LES DECLARATIONS D'OUVERTURE: Au nom de l'industrie et du commerce, le RESEAU AGRO ALIMENTAIRE INTERNATIONAL identifia les techniques agricoles intégrées comme étant le moyen le plus approprié de concrétiser la durabilité, et accueillit favorablement l'intervention gouvernementale adaptée aux conditions locales. Au nom des agriculteurs, La FEDERATION INTERNATIONALE DES PRODUCTEURS AGRICOLES et la VIA CAMPESINA soulignèrent l'importance de l'agriculture régénératrice et exhortèrent les gouvernements et les agences internationales à se focaliser sur l'impact des politiques agricoles sur les petits paysans fermiers. La CONFEDERATION INTERNATIONALE DES SYNDICATS LIBRES mit l'accent sur: le soutien du travail de l'Organisation Internationale du Travail (OIT);la promotion de la participation des travailleurs dans les processus décisionnels; et l'identification des effets de la biotechnologie sur l'emploi. Intervenant au nom des ONG, des femmes et des populations autochtones, le NGO CAUCUS ON SUSTAINABLE AGRICULTURE AND FOOD SYSTEMS recommanda, entre autres: une focalisation sur les petits agriculteurs; l'amélioration de la sécurité alimentaire à travers l'adoption d'un régime foncier approprié; le soutien des tendances vers l'agriculture organique; le parachèvement et la ratification de la Convention sur les Polluants Organiques Persistants (POP); l'application du moratoire sur la mise en circulation de tous les OGM dans l'environnement; la suppression des subventions agricoles; et l'appui du droit du consommateur à savoir.

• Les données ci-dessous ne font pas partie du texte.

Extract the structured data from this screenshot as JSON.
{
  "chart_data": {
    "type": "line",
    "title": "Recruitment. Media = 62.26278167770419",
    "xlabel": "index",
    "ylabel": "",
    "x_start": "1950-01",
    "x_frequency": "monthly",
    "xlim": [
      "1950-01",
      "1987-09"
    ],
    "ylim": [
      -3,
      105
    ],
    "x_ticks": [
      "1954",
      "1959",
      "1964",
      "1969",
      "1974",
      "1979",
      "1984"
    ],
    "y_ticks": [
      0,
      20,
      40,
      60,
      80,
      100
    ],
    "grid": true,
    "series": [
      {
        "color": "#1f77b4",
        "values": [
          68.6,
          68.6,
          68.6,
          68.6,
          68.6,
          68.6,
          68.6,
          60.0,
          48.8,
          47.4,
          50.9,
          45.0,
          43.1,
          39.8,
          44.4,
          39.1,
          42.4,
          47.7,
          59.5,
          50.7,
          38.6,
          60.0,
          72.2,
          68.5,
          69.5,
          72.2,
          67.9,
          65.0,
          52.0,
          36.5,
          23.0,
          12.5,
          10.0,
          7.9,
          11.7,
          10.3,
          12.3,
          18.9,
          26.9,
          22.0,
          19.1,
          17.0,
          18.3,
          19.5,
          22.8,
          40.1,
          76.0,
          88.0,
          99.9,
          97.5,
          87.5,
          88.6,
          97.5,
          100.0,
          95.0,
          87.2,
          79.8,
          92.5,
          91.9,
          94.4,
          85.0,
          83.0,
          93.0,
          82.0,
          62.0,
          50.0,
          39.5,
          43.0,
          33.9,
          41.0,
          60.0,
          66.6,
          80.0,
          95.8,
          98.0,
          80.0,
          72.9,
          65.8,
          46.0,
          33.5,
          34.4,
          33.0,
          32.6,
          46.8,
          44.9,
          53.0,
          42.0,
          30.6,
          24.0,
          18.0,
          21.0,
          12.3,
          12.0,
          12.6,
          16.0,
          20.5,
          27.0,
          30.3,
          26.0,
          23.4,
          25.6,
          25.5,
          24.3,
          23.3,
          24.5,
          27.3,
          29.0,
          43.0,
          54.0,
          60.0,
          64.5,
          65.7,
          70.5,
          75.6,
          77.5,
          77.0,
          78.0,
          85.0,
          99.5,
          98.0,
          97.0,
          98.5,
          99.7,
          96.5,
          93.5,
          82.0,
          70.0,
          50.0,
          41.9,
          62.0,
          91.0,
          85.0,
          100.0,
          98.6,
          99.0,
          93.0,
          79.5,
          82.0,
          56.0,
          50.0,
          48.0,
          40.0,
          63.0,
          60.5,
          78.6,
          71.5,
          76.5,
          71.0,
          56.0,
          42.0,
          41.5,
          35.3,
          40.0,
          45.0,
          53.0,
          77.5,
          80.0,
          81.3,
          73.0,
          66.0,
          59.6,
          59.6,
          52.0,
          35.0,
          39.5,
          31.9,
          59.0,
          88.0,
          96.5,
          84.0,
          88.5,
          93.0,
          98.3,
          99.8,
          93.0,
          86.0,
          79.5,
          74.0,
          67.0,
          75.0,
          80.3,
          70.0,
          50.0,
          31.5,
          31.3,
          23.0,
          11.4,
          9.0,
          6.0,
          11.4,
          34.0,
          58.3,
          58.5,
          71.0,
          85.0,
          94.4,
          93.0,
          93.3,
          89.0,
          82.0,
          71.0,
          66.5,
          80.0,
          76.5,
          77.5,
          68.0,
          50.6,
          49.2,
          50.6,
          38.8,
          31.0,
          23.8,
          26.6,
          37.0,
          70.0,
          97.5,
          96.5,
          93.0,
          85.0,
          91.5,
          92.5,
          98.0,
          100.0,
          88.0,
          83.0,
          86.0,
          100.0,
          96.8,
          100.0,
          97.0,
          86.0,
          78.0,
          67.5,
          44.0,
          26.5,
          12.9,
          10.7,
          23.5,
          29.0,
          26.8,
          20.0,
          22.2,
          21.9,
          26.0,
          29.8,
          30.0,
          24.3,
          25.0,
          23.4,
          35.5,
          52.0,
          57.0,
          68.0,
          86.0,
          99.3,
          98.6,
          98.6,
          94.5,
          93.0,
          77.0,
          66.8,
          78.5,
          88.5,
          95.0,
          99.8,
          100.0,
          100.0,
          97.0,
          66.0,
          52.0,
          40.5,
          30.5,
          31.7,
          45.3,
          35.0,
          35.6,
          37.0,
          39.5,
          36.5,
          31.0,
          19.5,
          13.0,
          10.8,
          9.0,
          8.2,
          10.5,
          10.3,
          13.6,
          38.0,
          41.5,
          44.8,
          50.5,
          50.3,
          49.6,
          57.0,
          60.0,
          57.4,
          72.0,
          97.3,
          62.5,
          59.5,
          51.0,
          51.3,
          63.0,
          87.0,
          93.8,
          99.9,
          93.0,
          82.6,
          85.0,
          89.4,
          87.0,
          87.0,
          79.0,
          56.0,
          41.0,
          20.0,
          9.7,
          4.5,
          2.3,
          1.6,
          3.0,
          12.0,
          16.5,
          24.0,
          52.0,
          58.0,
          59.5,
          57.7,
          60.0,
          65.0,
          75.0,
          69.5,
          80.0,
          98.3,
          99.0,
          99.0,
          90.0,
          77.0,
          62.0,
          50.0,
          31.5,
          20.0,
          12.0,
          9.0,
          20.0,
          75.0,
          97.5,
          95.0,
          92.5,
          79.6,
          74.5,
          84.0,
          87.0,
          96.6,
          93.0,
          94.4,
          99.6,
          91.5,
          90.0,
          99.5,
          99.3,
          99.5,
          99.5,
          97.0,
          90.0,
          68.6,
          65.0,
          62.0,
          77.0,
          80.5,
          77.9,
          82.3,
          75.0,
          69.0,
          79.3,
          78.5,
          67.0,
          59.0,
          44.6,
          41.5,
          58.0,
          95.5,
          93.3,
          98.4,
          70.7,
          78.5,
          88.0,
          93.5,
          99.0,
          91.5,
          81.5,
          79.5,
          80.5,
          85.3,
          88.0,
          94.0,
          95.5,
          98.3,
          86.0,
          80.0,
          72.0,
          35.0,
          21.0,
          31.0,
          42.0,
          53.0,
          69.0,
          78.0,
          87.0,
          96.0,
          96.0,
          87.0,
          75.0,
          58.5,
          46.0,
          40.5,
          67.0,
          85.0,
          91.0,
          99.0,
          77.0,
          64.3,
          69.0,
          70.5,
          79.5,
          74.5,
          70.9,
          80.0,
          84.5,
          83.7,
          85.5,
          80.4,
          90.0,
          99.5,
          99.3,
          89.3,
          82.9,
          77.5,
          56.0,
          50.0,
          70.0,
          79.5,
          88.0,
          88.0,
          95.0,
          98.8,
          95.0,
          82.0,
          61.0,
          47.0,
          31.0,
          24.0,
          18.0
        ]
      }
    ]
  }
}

LE DIALOGUE OUVERT: Notant la nécessité de semences résistantes à la sécheresse, l'EGYPTE plaida pour le recours aux nouvelles technologies là où la sécurité peut être garantie. Le délégué des PAYS-BAS mit en relief la sécurité alimentaire mondiale et appela à des propositions axées sur l'action, de la part de la CDD. Le NIGERIA, au nom du G-77/CHINE, déclara que le fardeau de la dette des pays en développement et les effets de la volatilité du financement mondial, doivent être traités. Le délégué des ETATS-UNIS évoqua les cinq principes devant orienter le cadre de la biotechnologie: un processus de régulation objectif, l'implication du consommateur, l'équité à l'endroit de l'agriculteur, la citoyenneté de l'entreprise, et un commerce international ouvert et libre. Le CANADA recommanda la mise en place de systèmes de régulation efficaces en matière de biosécurité, dans les pays en développement, et le transfert de l'expertise.

LES RECOMMANDATIONS DES DETENTEURS DES ENJEUX: Les représentants des SYNDICATS recommandèrent: que les concepts d'ADDR et de CMFA reconnaissent les salariés du secteur agricole en tant que groupe social à part; que les principales normes encadrant l'emploi soient reflétées dans les travaux de la CDD et dans les concepts d'ADDR et de CMFA; et qu'une plus grande sécurité et une protection contre les pesticides soit assurées aux travailleurs.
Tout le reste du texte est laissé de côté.